Figure 3. BAF53a repression is essential for activity-dependent dendritic outgrowth in neurons

a, Normal downregulation of BAF53a in post-mitotic neurons in transgenic embryos with wild type BAF53a BAC. The rightmost panel shows the lower-right quadrant of the neural tube. b, Persistent expression of BAF53a in neurons seen with BAF53a BAC containing point mutations in the miRNA-binding sites. c, Normal expression of BAF53b (red) in β-tubulin-III-positive (green) neurons in transgenic embryos with wild-type BAF53a BAC. d, Reduced BAF53b expression with persistent expression of BAF53a in neurons. e, Quantification of BAF53b expression: ratio of BAF53b level (arbitrary units) and β-tubulin-III-positive neurons. Average values are from eight sections of the neural tube. Error bars, s.e. *P <0.005, Student’s t-test. f, Constructs to overexpress BAF53a in cultured hippocampal neurons and quantification of dendritic outgrowth of GFP-positive neurons upon stimulation using KCl. The average values are from five individual coverslips from two independent experiments, with each coverslip containing 50–100 scored neurons. Error bars, s.e. *P <0.005, Student’s t-test. p, promoter; IRES, internal ribosome entry site. g, Schematic diagrams of BAF53a expression constructs using different 3′ UTRs and quantification of dendritic outgrowth of transfected neurons upon stimulation using KCl.
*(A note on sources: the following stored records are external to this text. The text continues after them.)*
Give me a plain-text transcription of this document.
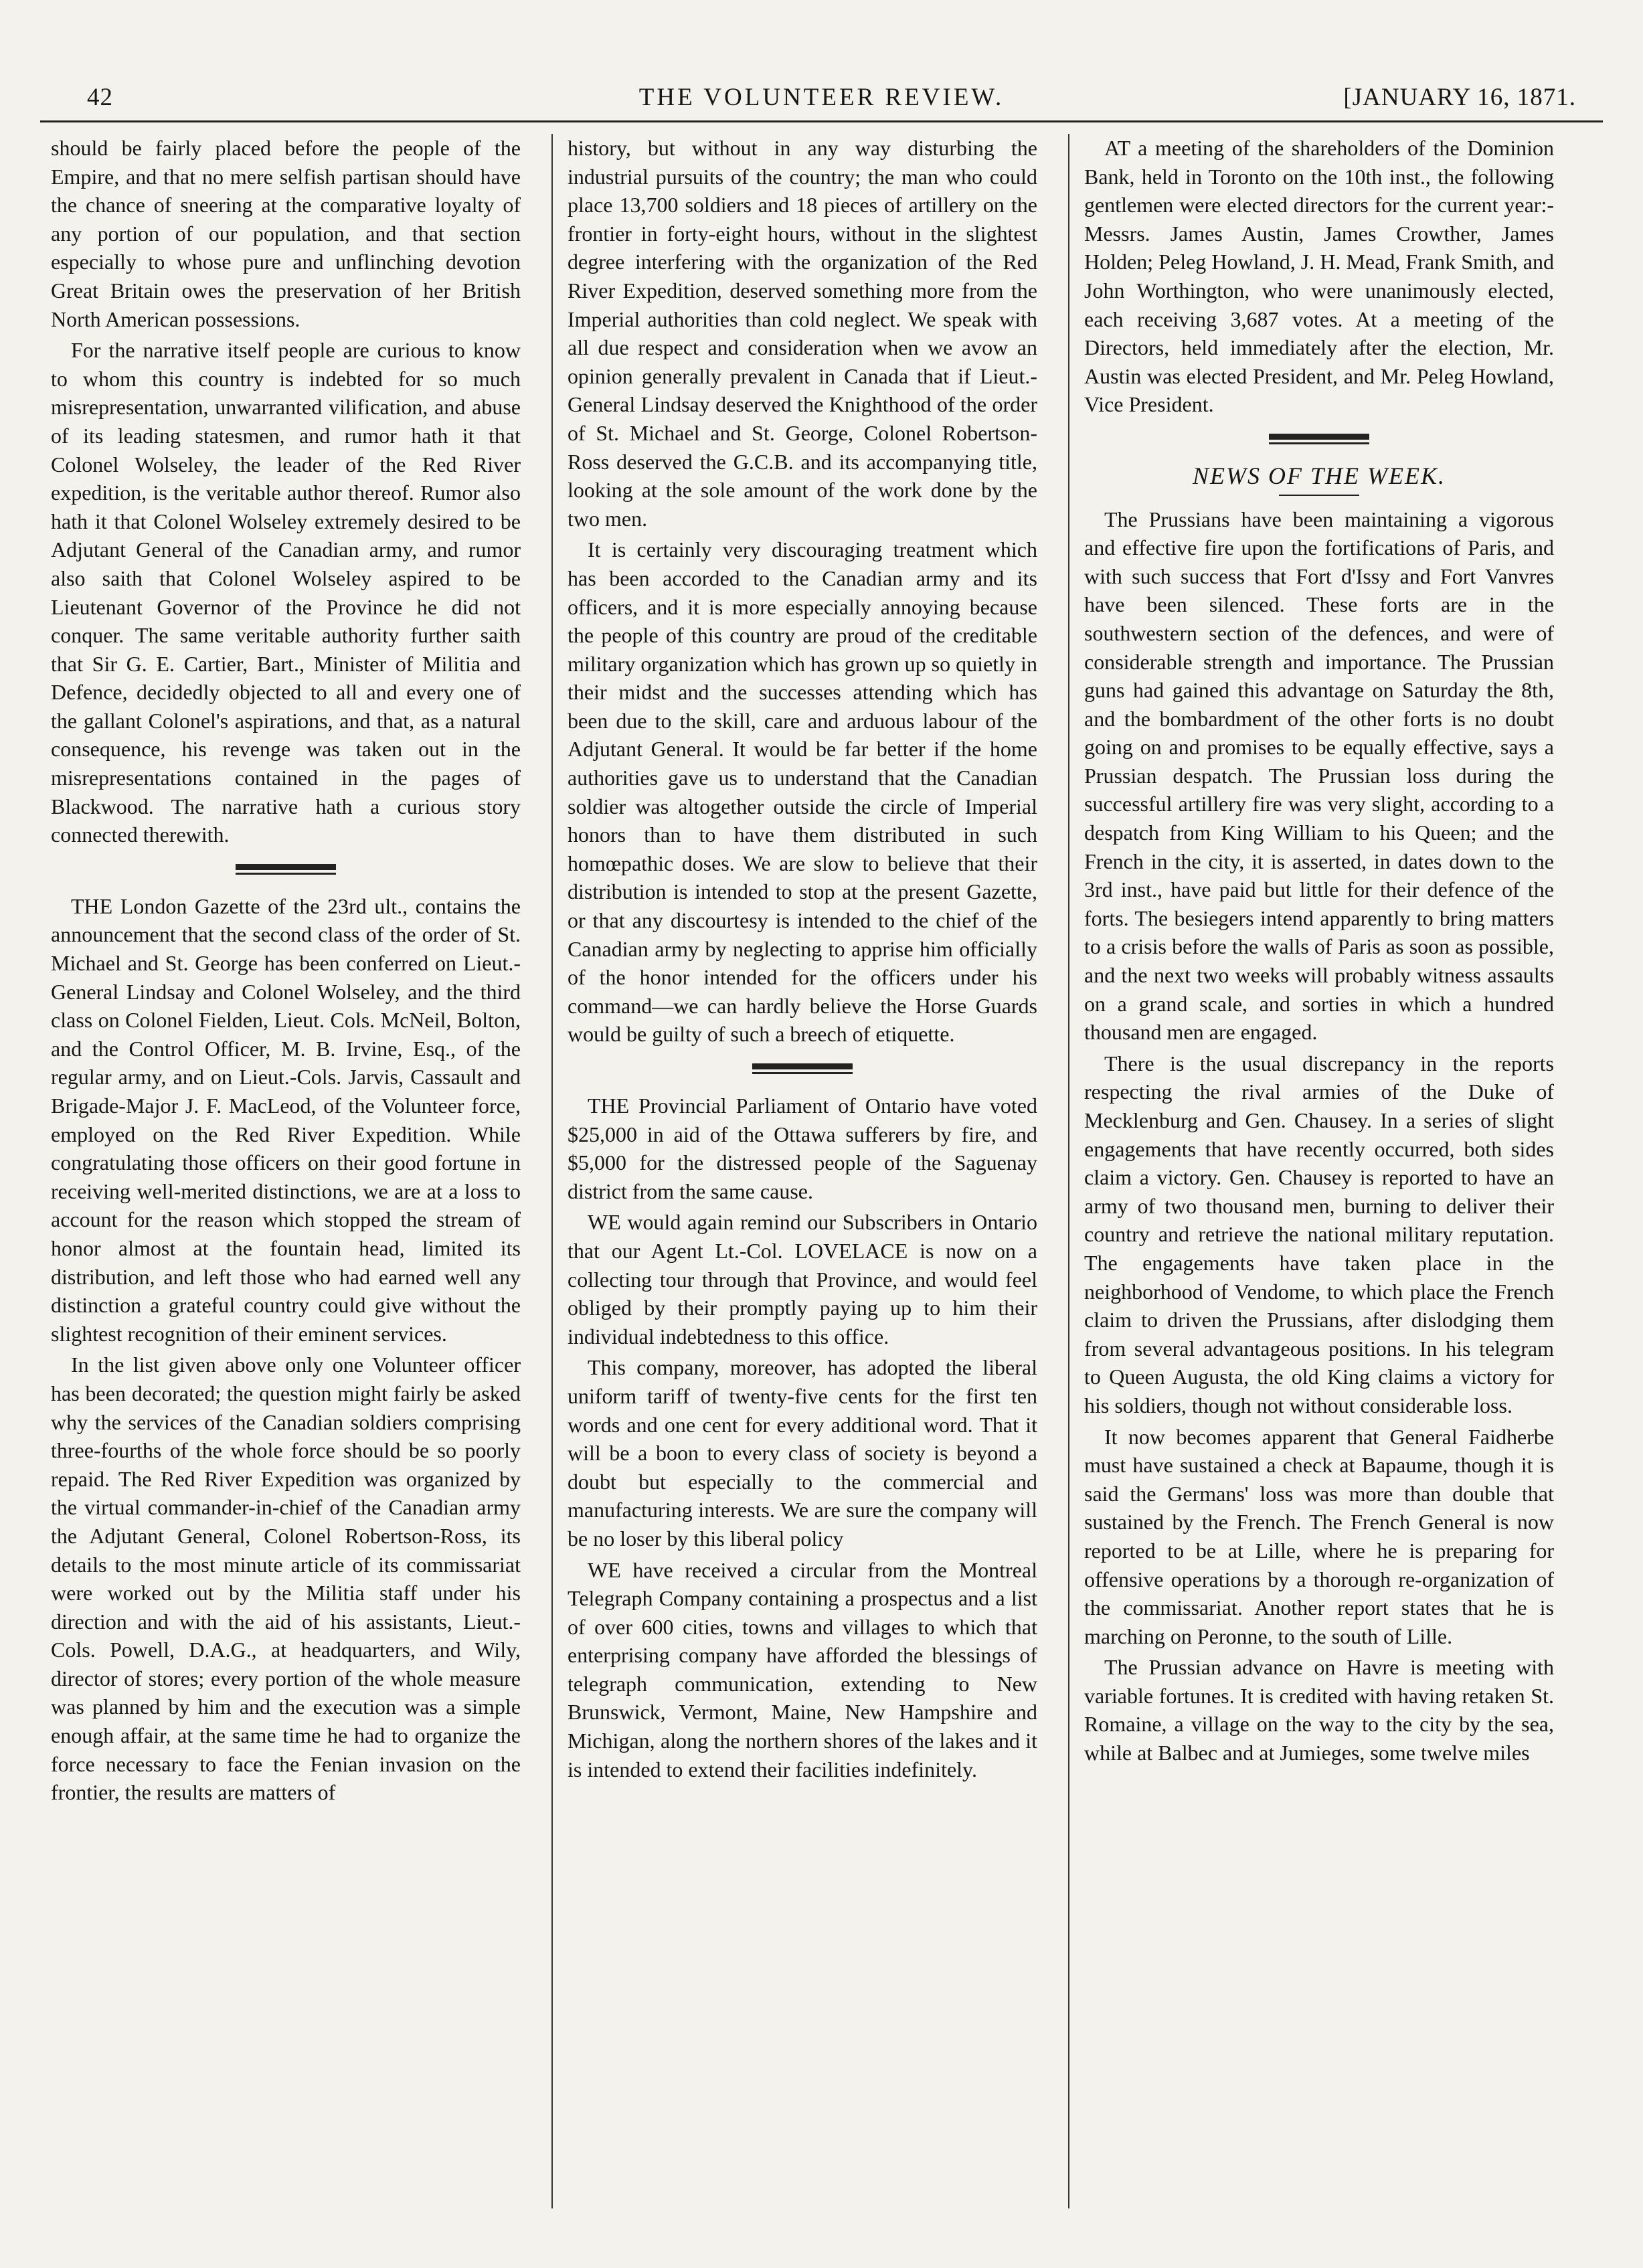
42	THE VOLUNTEER REVIEW.	[JANUARY 16, 1871.

should be fairly placed before the people of the Empire, and that no mere selfish partisan should have the chance of sneering at the comparative loyalty of any portion of our population, and that section especially to whose pure and unflinching devotion Great Britain owes the preservation of her British North American possessions.

For the narrative itself people are curious to know to whom this country is indebted for so much misrepresentation, unwarranted vilification, and abuse of its leading statesmen, and rumor hath it that Colonel Wolseley, the leader of the Red River expedition, is the veritable author thereof. Rumor also hath it that Colonel Wolseley extremely desired to be Adjutant General of the Canadian army, and rumor also saith that Colonel Wolseley aspired to be Lieutenant Governor of the Province he did not conquer. The same veritable authority further saith that Sir G. E. Cartier, Bart., Minister of Militia and Defence, decidedly objected to all and every one of the gallant Colonel's aspirations, and that, as a natural consequence, his revenge was taken out in the misrepresentations contained in the pages of Blackwood. The narrative hath a curious story connected therewith.

THE London Gazette of the 23rd ult., contains the announcement that the second class of the order of St. Michael and St. George has been conferred on Lieut.-General Lindsay and Colonel Wolseley, and the third class on Colonel Fielden, Lieut. Cols. McNeil, Bolton, and the Control Officer, M. B. Irvine, Esq., of the regular army, and on Lieut.-Cols. Jarvis, Cassault and Brigade-Major J. F. MacLeod, of the Volunteer force, employed on the Red River Expedition. While congratulating those officers on their good fortune in receiving well-merited distinctions, we are at a loss to account for the reason which stopped the stream of honor almost at the fountain head, limited its distribution, and left those who had earned well any distinction a grateful country could give without the slightest recognition of their eminent services.

In the list given above only one Volunteer officer has been decorated; the question might fairly be asked why the services of the Canadian soldiers comprising three-fourths of the whole force should be so poorly repaid. The Red River Expedition was organized by the virtual commander-in-chief of the Canadian army the Adjutant General, Colonel Robertson-Ross, its details to the most minute article of its commissariat were worked out by the Militia staff under his direction and with the aid of his assistants, Lieut.-Cols. Powell, D.A.G., at headquarters, and Wily, director of stores; every portion of the whole measure was planned by him and the execution was a simple enough affair, at the same time he had to organize the force necessary to face the Fenian invasion on the frontier, the results are matters of

history, but without in any way disturbing the industrial pursuits of the country; the man who could place 13,700 soldiers and 18 pieces of artillery on the frontier in forty-eight hours, without in the slightest degree interfering with the organization of the Red River Expedition, deserved something more from the Imperial authorities than cold neglect. We speak with all due respect and consideration when we avow an opinion generally prevalent in Canada that if Lieut.-General Lindsay deserved the Knighthood of the order of St. Michael and St. George, Colonel Robertson-Ross deserved the G.C.B. and its accompanying title, looking at the sole amount of the work done by the two men.

It is certainly very discouraging treatment which has been accorded to the Canadian army and its officers, and it is more especially annoying because the people of this country are proud of the creditable military organization which has grown up so quietly in their midst and the successes attending which has been due to the skill, care and arduous labour of the Adjutant General. It would be far better if the home authorities gave us to understand that the Canadian soldier was altogether outside the circle of Imperial honors than to have them distributed in such homœpathic doses. We are slow to believe that their distribution is intended to stop at the present Gazette, or that any discourtesy is intended to the chief of the Canadian army by neglecting to apprise him officially of the honor intended for the officers under his command—we can hardly believe the Horse Guards would be guilty of such a breech of etiquette.

THE Provincial Parliament of Ontario have voted $25,000 in aid of the Ottawa sufferers by fire, and $5,000 for the distressed people of the Saguenay district from the same cause.

WE would again remind our Subscribers in Ontario that our Agent Lt.-Col. LOVELACE is now on a collecting tour through that Province, and would feel obliged by their promptly paying up to him their individual indebtedness to this office.

This company, moreover, has adopted the liberal uniform tariff of twenty-five cents for the first ten words and one cent for every additional word. That it will be a boon to every class of society is beyond a doubt but especially to the commercial and manufacturing interests. We are sure the company will be no loser by this liberal policy

WE have received a circular from the Montreal Telegraph Company containing a prospectus and a list of over 600 cities, towns and villages to which that enterprising company have afforded the blessings of telegraph communication, extending to New Brunswick, Vermont, Maine, New Hampshire and Michigan, along the northern shores of the lakes and it is intended to extend their facilities indefinitely.

AT a meeting of the shareholders of the Dominion Bank, held in Toronto on the 10th inst., the following gentlemen were elected directors for the current year:- Messrs. James Austin, James Crowther, James Holden; Peleg Howland, J. H. Mead, Frank Smith, and John Worthington, who were unanimously elected, each receiving 3,687 votes. At a meeting of the Directors, held immediately after the election, Mr. Austin was elected President, and Mr. Peleg Howland, Vice President.

NEWS OF THE WEEK.

The Prussians have been maintaining a vigorous and effective fire upon the fortifications of Paris, and with such success that Fort d'Issy and Fort Vanvres have been silenced. These forts are in the southwestern section of the defences, and were of considerable strength and importance. The Prussian guns had gained this advantage on Saturday the 8th, and the bombardment of the other forts is no doubt going on and promises to be equally effective, says a Prussian despatch. The Prussian loss during the successful artillery fire was very slight, according to a despatch from King William to his Queen; and the French in the city, it is asserted, in dates down to the 3rd inst., have paid but little for their defence of the forts. The besiegers intend apparently to bring matters to a crisis before the walls of Paris as soon as possible, and the next two weeks will probably witness assaults on a grand scale, and sorties in which a hundred thousand men are engaged.

There is the usual discrepancy in the reports respecting the rival armies of the Duke of Mecklenburg and Gen. Chausey. In a series of slight engagements that have recently occurred, both sides claim a victory. Gen. Chausey is reported to have an army of two thousand men, burning to deliver their country and retrieve the national military reputation. The engagements have taken place in the neighborhood of Vendome, to which place the French claim to driven the Prussians, after dislodging them from several advantageous positions. In his telegram to Queen Augusta, the old King claims a victory for his soldiers, though not without considerable loss.

It now becomes apparent that General Faidherbe must have sustained a check at Bapaume, though it is said the Germans' loss was more than double that sustained by the French. The French General is now reported to be at Lille, where he is preparing for offensive operations by a thorough re-organization of the commissariat. Another report states that he is marching on Peronne, to the south of Lille.

The Prussian advance on Havre is meeting with variable fortunes. It is credited with having retaken St. Romaine, a village on the way to the city by the sea, while at Balbec and at Jumieges, some twelve miles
In independent experiments, we found that the 4-kb upstream region of BAF53a (illustrated) was sufficient to drive expression of GFP reporters that could be repressed by endogenous miR-9* and miR-124. Error bars, s.e. *P <0.001, Student’s t-test.
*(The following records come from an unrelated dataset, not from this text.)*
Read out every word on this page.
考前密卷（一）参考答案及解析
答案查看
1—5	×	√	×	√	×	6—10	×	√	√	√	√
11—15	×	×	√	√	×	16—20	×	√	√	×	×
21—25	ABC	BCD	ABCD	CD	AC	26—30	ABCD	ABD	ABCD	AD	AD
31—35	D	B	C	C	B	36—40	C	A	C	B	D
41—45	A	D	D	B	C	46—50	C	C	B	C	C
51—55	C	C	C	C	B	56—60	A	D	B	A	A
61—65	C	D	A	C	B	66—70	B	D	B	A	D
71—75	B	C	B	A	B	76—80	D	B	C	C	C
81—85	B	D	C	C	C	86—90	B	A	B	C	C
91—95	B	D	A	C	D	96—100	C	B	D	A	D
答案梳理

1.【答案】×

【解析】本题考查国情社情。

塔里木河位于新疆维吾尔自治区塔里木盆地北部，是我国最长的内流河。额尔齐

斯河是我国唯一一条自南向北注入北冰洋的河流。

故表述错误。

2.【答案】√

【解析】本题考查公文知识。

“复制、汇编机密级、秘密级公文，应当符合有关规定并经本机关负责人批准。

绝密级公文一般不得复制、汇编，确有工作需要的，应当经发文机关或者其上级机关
Figure 4. Effect of miR-9* and miR-124 overexpression in progenitors and REST in neurons

a, miR-9* and miR-124 overexpression constructs (miR-9*-124) expressed in progenitors. nucEGFP, nuclear enhanced green fluorescent protein. b, Proliferative defect caused by miR-9* and miR-124 overexpression in progenitors. Overexpression of miR-9* and miR-124 reduced BAF53a expression in the EGFP-positive progenitors relative to control (upper-right graph). Photographs show transgenic embryos containing either control or miR-9*-124 overexpression constructs and K_i-67 staining, quantified in the lower-right graph on the basis of nine individual tissue sections. Error bars, s.e. *P <0.001, Student’s t-test. c, BAF53a regulation is mediated by REST. Hippocampal neurons cultured from E18.5 embryos were transfected with control (EGFP only), REST (EGFP +REST expression constructs) or REST +miR-9*-124 (EGFP +REST +miRNA overexpression constructs). The quantification represents average percentages of transfected GFP-positive neurons that had BAF53a expression from five coverslips. We analysed 15–25 GFP-positive neurons per coverslip. Error bars, s.e. *P <0.05, Student’s t-test. d, Genetic pathway leading to BAF53-subunit switching during neuronal differentiation.